Con la Manovra 2026, il governo introduce una nuova misura a sostegno dei consumi culturali dei giovani: si tratta della “Carta valore”, una card elettronica destinata ai neodiplomati che conseguono il titolo di scuola superiore entro i 19 anni di età, senza ritardi nel percorso scolastico.
La card sarà erogata l’anno successivo al diploma, quindi i primi a riceverla saranno gli studenti che si diplomeranno nel 2026, con l’erogazione prevista nel 2027.
Cosa si potrà acquistare con la Carta valore
Il bonus potrà essere speso per una vasta gamma di attività culturali, tra cui:
- Biglietti per teatro, cinema e spettacoli dal vivo
- Libri, quotidiani e periodici anche in formato digitale
- Ingressi a musei, mostre, monumenti ed eventi culturali
- Musica, strumenti musicali e corsi extra-scolastici, come lezioni di danza, teatro, musica o lingua straniera
Inoltre, i fondi non incideranno sul reddito imponibile e non influenzeranno l’Isee del beneficiario.

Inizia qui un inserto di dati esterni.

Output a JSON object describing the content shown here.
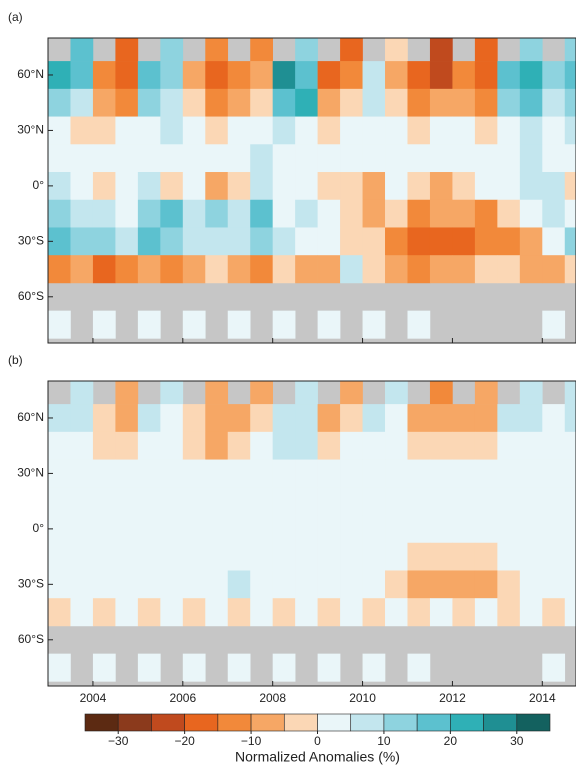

Quanto vale e chi la gestirà
Per questa misura sono stati stanziati 180 milioni di euro all’anno a partire dal 2027. La “Carta valore” andrà a sostituire le precedenti agevolazioni culturali per i 18enni, come la Carta della cultura giovani e la Carta del merito.

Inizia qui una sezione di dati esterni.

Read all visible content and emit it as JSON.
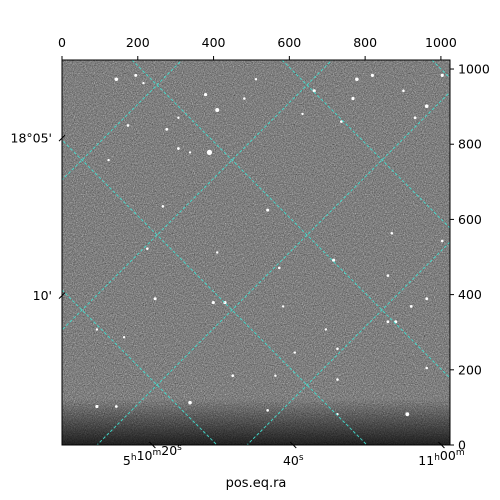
{
  "chart_data": {
    "type": "image",
    "colormap": "grayscale",
    "title": "",
    "xlabel": "pos.eq.ra",
    "ylabel": "",
    "pixel_axes": {
      "x_range": [
        0,
        1024
      ],
      "y_range": [
        0,
        1024
      ],
      "x_ticks": [
        "0",
        "200",
        "400",
        "600",
        "800",
        "1000"
      ],
      "y_ticks": [
        "0",
        "200",
        "400",
        "600",
        "800",
        "1000"
      ]
    },
    "world_axes": {
      "ra_ticks": [
        {
          "h": "5",
          "m": "10",
          "s": "20",
          "pos": 0.233
        },
        {
          "h": "",
          "m": "",
          "s": "40s",
          "pos": 0.596
        },
        {
          "h": "11",
          "m": "00",
          "s": "",
          "pos": 0.978
        }
      ],
      "dec_ticks": [
        {
          "label": "18°05'",
          "pos": 0.797
        },
        {
          "label": "10'",
          "pos": 0.388
        }
      ]
    },
    "grid": {
      "color": "#40e0d0",
      "style": "dashed"
    },
    "stars": [
      [
        0.14,
        0.95,
        1.8
      ],
      [
        0.19,
        0.96,
        1.5
      ],
      [
        0.37,
        0.91,
        1.6
      ],
      [
        0.4,
        0.87,
        2.0
      ],
      [
        0.3,
        0.85,
        1.2
      ],
      [
        0.27,
        0.82,
        1.4
      ],
      [
        0.38,
        0.76,
        2.6
      ],
      [
        0.3,
        0.77,
        1.4
      ],
      [
        0.33,
        0.76,
        1.2
      ],
      [
        0.65,
        0.92,
        1.6
      ],
      [
        0.75,
        0.9,
        1.6
      ],
      [
        0.76,
        0.95,
        1.8
      ],
      [
        0.8,
        0.96,
        1.6
      ],
      [
        0.88,
        0.92,
        1.3
      ],
      [
        0.94,
        0.88,
        1.8
      ],
      [
        0.91,
        0.85,
        1.4
      ],
      [
        0.98,
        0.96,
        1.6
      ],
      [
        0.17,
        0.83,
        1.3
      ],
      [
        0.72,
        0.84,
        1.3
      ],
      [
        0.53,
        0.61,
        1.5
      ],
      [
        0.26,
        0.62,
        1.3
      ],
      [
        0.22,
        0.51,
        1.3
      ],
      [
        0.56,
        0.46,
        1.3
      ],
      [
        0.7,
        0.48,
        1.6
      ],
      [
        0.84,
        0.44,
        1.3
      ],
      [
        0.4,
        0.5,
        1.2
      ],
      [
        0.24,
        0.38,
        1.5
      ],
      [
        0.39,
        0.37,
        1.6
      ],
      [
        0.42,
        0.37,
        1.6
      ],
      [
        0.57,
        0.36,
        1.2
      ],
      [
        0.68,
        0.3,
        1.2
      ],
      [
        0.84,
        0.32,
        1.4
      ],
      [
        0.9,
        0.36,
        1.4
      ],
      [
        0.94,
        0.38,
        1.4
      ],
      [
        0.86,
        0.32,
        1.6
      ],
      [
        0.71,
        0.25,
        1.3
      ],
      [
        0.6,
        0.24,
        1.2
      ],
      [
        0.44,
        0.18,
        1.3
      ],
      [
        0.55,
        0.18,
        1.2
      ],
      [
        0.71,
        0.17,
        1.3
      ],
      [
        0.09,
        0.1,
        1.6
      ],
      [
        0.14,
        0.1,
        1.4
      ],
      [
        0.33,
        0.11,
        1.8
      ],
      [
        0.53,
        0.09,
        1.3
      ],
      [
        0.71,
        0.08,
        1.2
      ],
      [
        0.89,
        0.08,
        1.9
      ],
      [
        0.16,
        0.28,
        1.2
      ],
      [
        0.09,
        0.3,
        1.2
      ],
      [
        0.94,
        0.2,
        1.3
      ],
      [
        0.12,
        0.74,
        1.2
      ],
      [
        0.47,
        0.9,
        1.3
      ],
      [
        0.5,
        0.95,
        1.2
      ],
      [
        0.62,
        0.86,
        1.2
      ],
      [
        0.85,
        0.55,
        1.3
      ],
      [
        0.98,
        0.53,
        1.3
      ],
      [
        0.21,
        0.94,
        1.2
      ]
    ]
  }
}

Il progetto sarà gestito dal Ministero della Cultura, in sinergia con i Ministeri dell’Istruzione e dell’Economia, che definiranno importo esatto e modalità di assegnazione.
La “Carta valore” rappresenta una nuova strategia per avvicinare i giovani alla cultura e premiare chi completa il ciclo scolastico senza ritardi. Con un fondo dedicato stabile e annuale, il governo punta a stimolare la partecipazione attiva alla vita culturale del Paese, offrendo ai neodiplomati un’opportunità concreta di crescita personale e formativa.